# West Norfolk Bridge



## P-Town Pole Bend (Aug 12, 2012)

Was able to get out for the first time in about 4wks due to knee problems. Fished from shore on both sides of the West Norfolk Bridge for about 30 mins. Didn't catch but couldn't get over how clear the water was. Sure was nice to get out and the weather was perfect. I was using a fairly heavy lure trying to cast out as far as I could and kept snagging grass and bouncing off the bottom. Think I may try again tomorrow and use something different. I would think that at least schooling specks would travel through this area!


----------



## moby dick (Jan 5, 2007)

P-town there out there I don't know where your fishing at but it is kind hard to get to them from shore.I've been fishing from the yak and been doing pretty good.I've been using lead head with the green or white 4 in.glup and doing very well.I start out under the bridge and work over to vulcan rock then over to the slag pile.not sure if this helps but they are there.let me know how you do.


----------



## P-Town Pole Bend (Aug 12, 2012)

moby, Have a few questions. I used to work at Va Chemical(BASF) is the slag pile you are talking about the jetty from there that runs out to the degaussing station? While working there I've seen some nice pups caught. I may rent a boat from Culpeppers. My other question is have you ever fished the cove/creek next to Culpeppers that has the sunken barges and pilings? Always thought that looked like an excellent spot at high tide.


----------



## Fish'n Phil (Nov 11, 2002)

I've seen people wade all the way out to the bridge so it's not that deep. It would be tough to use lures that shallow. Probably go with bait for fishing that area from shore.


----------



## map120277 (Jul 17, 2008)

P-Town Pole Bend said:


> moby, Have a few questions. I used to work at Va Chemical(BASF) is the slag pile you are talking about the jetty from there that runs out to the degaussing station? While working there I've seen some nice pups caught. I may rent a boat from Culpeppers. My other question is have you ever fished the cove/creek next to Culpeppers that has the sunken barges and pilings? Always thought that looked like an excellent spot at high tide.


Yes, thats the slag pile. 
The sunken barge spot can be good at high tide. At low tide the barge is pretty much exposed, so high tide it is. There are TONS of snags in that area so bring some tackle. Also there is huge oyster reef in the area. They built it years ago, they parked a barge there and unloaded tons of shells. I believe there is sign marking the reef. There have been plenty of Trout and Puppy Drum around there. I dont know where the Rockfish are.
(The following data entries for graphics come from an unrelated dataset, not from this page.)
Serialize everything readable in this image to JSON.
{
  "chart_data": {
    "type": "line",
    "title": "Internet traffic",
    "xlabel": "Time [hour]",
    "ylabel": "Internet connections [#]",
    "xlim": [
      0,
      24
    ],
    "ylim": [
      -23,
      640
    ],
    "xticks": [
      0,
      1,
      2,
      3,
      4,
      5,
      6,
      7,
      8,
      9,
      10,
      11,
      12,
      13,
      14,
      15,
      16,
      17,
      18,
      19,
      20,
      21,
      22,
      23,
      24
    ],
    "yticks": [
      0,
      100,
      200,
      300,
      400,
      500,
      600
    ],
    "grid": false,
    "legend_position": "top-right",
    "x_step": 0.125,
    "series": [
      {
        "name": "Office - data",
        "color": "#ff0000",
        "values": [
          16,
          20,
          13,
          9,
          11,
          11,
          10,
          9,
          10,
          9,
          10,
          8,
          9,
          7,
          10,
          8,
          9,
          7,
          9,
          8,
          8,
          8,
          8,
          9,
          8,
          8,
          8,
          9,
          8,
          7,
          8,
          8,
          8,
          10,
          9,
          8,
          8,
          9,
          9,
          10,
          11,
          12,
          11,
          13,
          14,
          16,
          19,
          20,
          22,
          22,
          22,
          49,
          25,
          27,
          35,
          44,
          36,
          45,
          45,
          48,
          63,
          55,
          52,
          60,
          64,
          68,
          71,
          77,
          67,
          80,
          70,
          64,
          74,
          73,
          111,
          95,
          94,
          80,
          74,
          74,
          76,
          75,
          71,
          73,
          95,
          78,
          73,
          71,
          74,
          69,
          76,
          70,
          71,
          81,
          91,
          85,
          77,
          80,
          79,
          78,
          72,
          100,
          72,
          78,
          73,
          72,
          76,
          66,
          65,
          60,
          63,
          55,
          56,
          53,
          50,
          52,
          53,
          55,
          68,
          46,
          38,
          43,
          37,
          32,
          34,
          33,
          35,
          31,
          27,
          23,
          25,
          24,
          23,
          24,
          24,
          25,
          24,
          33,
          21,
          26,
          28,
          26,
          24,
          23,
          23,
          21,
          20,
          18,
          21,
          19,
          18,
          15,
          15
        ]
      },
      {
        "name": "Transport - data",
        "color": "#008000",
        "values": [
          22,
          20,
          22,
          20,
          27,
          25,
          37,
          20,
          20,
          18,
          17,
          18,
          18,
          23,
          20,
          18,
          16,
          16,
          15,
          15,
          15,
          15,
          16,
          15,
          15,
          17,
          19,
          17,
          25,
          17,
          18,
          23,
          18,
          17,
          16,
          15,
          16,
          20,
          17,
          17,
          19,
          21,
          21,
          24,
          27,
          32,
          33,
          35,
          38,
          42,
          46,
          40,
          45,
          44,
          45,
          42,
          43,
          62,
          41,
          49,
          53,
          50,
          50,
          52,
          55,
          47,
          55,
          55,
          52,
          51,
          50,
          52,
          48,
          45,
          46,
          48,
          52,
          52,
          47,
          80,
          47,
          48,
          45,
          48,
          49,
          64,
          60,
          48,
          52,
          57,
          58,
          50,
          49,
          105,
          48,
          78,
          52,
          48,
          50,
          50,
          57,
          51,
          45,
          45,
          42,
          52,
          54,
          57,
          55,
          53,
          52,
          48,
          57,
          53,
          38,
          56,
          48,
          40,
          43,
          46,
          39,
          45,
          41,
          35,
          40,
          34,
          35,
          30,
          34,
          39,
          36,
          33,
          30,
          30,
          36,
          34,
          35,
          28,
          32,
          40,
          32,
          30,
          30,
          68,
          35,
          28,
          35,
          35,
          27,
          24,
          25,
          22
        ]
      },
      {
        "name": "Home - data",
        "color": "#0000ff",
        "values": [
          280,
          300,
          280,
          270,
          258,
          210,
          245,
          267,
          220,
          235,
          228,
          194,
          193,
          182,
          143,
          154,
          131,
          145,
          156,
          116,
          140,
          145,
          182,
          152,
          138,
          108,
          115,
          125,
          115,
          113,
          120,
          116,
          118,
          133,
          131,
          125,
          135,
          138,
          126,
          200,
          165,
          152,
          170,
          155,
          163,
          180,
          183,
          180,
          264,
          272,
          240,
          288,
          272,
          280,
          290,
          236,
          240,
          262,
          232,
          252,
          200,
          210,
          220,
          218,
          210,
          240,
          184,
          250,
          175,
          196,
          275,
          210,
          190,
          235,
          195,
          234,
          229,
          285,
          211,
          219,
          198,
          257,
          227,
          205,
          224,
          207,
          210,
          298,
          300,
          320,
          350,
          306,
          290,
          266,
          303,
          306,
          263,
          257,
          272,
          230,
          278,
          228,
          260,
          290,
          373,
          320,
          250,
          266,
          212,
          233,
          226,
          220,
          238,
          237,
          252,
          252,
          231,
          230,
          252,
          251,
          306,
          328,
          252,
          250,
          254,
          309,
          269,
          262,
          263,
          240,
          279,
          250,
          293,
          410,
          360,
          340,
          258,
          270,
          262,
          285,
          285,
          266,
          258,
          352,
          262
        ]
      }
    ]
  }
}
Have not caught one yet. :beer:


----------



## moby dick (Jan 5, 2007)

hey p-town mapp is right on all points. the water under the bridge (on the portnorfolk side) is about 3 ft. at a reg. high tide but after you get under and pass the bridge like your walking out it takes a drop to about 5 or 6 ft. then there's a sand bar on the back of the sand bar that will be your new hot spot.I'm NOT tell you to take off walking out in the river because I don't know how old you are or if you can swim but if you do you have got to be careful what I have told you is what I know but there are holes to fall into or trip.Look I'm not saying to do anything you shouldn't do but there are way's to the slag pile by walking I'm just saying.Hey Mapp I've got 3 rockfish at the pile in side the hook if you know what I mean.


----------



## Fishman (Apr 23, 2000)

If you are looking to fish the oyster pile or any other snaggy structure try using some topwater or ssupending lures they will work as well.


----------



## map120277 (Jul 17, 2008)

Fishman said:


> If you are looking to fish the oyster pile or any other snaggy structure try using some topwater or ssupending lures they will work as well.


X2 Top waters baits could be deadly at dusk or dawn. :beer:


----------



## moby dick (Jan 5, 2007)

Hey map you got any stripers yet around the pile.I know cullpepper's tournament was last weekend.I haven't heard how that went.the wind is keeping me off the water the last couple day's.I think it's time to say the hell with it and go wind or not.


----------



## RuddeDogg (Mar 20, 2004)

At least ya got out. Hows that knee comin along?


----------



## map120277 (Jul 17, 2008)

moby dick said:


> Hey map you got any stripers yet around the pile.I know cullpepper's tournament was last weekend.I haven't heard how that went.the wind is keeping me off the water the last couple day's.I think it's time to say the hell with it and go wind or not.


Yeah this wind just wont stop. Friday and Sunday look good for the wind laying out, but that can always change in a minute. I have not fished since last weekend and caught a few trout. My buddies fished friday night in the wind and caught some fish. They said it was cold and blowing. They were west of the pile. :beer:


----------



## kaizenakira (Oct 9, 2009)

Can anyone post some info or a map on how to get shore access to the West Norfolk Bridge? Thanks for any help.


----------



## Fish'n Phil (Nov 11, 2002)

If you're kayak fishing you can park on the road and launch at the end of Mt. Vernon on the P-Town side. The bridge is too far from the shore to ideally cast lures. On the other side of the bridge you can get right next to the bridge, however, it is private property so no luck there.


----------